The stuff about her being penniless and having to put her son into a religious order is true, though I’m not sure they were Silent. I haven’t read about Cardinal Reginald Pole in awhile, but I do know he was mad at his mother forever for leaving him in the abbey, and never saying another word to another living soul is as good a reason as any.
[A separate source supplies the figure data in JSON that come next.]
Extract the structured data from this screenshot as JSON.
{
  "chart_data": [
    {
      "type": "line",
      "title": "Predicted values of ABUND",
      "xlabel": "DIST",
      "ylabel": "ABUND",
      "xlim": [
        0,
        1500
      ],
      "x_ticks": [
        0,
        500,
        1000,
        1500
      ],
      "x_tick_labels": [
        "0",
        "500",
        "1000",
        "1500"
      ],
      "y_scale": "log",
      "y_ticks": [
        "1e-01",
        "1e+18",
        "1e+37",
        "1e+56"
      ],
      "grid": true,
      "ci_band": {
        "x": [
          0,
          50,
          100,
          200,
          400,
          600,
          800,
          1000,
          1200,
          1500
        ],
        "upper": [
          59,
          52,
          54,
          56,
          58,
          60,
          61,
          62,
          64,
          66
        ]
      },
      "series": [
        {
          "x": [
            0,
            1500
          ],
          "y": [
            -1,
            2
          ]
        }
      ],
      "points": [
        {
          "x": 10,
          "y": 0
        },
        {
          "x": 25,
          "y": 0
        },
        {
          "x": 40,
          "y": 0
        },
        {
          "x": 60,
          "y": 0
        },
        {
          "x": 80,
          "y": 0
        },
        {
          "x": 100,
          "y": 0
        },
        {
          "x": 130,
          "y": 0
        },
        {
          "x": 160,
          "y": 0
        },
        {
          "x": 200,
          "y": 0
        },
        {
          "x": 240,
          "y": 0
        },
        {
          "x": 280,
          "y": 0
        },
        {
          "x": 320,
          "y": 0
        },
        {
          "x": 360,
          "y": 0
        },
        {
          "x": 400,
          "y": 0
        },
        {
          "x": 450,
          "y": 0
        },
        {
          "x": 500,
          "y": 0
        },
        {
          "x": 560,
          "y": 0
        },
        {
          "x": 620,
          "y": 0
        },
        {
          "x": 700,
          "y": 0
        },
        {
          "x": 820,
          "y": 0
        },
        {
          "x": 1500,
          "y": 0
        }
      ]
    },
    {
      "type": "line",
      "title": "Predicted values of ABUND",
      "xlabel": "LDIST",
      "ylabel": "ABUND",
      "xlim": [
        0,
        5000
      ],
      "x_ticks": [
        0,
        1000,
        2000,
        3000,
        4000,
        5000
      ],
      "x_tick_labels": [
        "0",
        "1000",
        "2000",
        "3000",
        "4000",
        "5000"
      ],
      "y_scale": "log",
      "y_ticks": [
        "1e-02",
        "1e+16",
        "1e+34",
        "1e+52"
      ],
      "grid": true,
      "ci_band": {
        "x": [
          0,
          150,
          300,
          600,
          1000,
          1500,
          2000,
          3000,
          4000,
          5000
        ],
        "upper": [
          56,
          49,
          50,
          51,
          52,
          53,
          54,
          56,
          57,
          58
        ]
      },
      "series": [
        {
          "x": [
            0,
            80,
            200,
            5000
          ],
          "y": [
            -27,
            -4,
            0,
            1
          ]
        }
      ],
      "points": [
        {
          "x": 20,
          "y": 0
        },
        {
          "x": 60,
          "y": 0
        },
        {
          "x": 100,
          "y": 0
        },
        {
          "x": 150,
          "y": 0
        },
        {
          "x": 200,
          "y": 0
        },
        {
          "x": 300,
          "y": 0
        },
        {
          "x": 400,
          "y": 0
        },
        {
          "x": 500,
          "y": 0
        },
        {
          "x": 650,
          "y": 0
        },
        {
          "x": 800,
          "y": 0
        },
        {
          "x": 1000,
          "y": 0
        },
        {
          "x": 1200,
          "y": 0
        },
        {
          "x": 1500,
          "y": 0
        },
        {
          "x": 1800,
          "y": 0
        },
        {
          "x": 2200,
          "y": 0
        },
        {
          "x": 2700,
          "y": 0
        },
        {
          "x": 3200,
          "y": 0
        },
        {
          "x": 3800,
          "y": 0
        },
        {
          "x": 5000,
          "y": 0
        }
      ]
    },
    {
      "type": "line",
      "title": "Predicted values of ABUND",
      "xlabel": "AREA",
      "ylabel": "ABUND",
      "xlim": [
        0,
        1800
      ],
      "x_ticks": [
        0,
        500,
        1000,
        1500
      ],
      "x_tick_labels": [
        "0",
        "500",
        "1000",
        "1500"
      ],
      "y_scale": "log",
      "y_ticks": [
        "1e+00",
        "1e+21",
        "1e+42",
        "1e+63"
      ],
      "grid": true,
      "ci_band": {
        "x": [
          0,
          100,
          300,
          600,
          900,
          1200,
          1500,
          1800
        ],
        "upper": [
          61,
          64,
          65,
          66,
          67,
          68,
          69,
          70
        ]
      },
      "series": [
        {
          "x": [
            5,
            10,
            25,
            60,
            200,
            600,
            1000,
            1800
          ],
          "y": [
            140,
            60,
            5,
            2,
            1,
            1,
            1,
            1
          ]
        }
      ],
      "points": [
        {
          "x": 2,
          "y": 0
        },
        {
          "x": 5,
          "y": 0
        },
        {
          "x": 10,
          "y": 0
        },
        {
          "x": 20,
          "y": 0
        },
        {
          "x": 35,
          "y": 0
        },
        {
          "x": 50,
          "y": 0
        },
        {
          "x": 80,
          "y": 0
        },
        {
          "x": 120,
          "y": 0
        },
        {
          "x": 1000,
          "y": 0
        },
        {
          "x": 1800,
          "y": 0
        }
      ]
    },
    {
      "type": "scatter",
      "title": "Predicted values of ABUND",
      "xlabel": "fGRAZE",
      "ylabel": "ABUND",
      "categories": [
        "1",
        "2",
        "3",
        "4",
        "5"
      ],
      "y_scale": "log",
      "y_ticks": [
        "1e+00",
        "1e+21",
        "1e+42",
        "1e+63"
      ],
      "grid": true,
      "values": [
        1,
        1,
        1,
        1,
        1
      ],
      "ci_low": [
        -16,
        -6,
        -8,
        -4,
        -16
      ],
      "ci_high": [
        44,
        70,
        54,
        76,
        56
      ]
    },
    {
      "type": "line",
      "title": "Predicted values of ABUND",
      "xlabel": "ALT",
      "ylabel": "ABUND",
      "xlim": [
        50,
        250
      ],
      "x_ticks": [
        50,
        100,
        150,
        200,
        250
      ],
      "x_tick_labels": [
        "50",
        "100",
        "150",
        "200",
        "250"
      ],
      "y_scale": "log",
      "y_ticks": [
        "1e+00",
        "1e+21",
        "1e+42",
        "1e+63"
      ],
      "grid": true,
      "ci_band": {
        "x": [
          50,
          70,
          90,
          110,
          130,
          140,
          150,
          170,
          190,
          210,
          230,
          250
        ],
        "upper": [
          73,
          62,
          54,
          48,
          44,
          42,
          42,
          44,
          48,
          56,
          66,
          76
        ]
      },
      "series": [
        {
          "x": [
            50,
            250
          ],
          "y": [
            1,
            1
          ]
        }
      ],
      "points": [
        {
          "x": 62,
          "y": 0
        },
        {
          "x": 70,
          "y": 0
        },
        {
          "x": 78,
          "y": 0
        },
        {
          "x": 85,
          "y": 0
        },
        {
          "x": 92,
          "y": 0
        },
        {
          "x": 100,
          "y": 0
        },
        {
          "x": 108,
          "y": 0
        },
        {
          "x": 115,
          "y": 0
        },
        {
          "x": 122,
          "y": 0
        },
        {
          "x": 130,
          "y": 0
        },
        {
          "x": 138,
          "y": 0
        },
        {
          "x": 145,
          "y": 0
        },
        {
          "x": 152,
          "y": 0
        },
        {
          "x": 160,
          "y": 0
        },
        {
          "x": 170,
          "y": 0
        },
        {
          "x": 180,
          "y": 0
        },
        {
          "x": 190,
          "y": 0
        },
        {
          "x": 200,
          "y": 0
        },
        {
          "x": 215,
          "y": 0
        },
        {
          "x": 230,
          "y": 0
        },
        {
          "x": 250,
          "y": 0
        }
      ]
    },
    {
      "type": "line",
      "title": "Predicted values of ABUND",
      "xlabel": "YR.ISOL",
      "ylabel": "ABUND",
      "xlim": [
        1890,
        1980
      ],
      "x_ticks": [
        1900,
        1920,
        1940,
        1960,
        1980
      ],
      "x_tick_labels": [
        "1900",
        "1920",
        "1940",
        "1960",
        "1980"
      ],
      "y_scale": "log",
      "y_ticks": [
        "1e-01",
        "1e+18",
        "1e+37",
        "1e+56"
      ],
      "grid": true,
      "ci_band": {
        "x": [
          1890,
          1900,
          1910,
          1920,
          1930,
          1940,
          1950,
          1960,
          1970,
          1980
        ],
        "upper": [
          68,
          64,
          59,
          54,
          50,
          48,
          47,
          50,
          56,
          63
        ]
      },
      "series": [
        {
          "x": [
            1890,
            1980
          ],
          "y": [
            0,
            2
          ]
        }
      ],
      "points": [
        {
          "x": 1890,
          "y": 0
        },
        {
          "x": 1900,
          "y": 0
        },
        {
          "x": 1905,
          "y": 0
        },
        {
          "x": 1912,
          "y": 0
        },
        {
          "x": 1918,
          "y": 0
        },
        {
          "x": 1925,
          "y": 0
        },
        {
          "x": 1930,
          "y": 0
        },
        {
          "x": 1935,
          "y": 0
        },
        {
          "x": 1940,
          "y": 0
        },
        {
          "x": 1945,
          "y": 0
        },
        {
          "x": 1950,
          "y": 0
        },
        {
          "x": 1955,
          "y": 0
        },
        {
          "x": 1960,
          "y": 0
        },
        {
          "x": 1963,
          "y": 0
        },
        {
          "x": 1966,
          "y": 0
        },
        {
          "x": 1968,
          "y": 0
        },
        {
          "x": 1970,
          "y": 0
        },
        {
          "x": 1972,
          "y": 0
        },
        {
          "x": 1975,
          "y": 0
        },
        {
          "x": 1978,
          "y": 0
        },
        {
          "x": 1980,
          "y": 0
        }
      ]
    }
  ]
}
There’s no law against Islam in England, but I’m not sure Margaret Beaufort would be all that “tolerant” of it. And the fact that Orviedo and Catalina never have had any discussion whatsoever about faith until they are about to get married baffles me. Isn’t marriage to a “heathen” against her Catholic beliefs? Why does her faith only matter when it comes to the wedding ceremony? What does her faith have to say about those premarital sexual shenanigans they’ve been up to? To borrow a phrase from a friend, “I have questions. :P”

Oh, apparently the girls that run out of court in those shapeless sack-dresses Catherine interrogates about the prince’s whereabouts are supposed to be Mary and Anne Boleyn. That’s a bit of Ominous Foreshadowing that could have used a tad more emphasis.

So, the preview for next week looks flat out nuts, and like it will continue this writer’s annual tradition of taking the piss out of Margaret Beaufort. I am not a drinker, but given how annoyed that makes me, maybe between then and now I should start.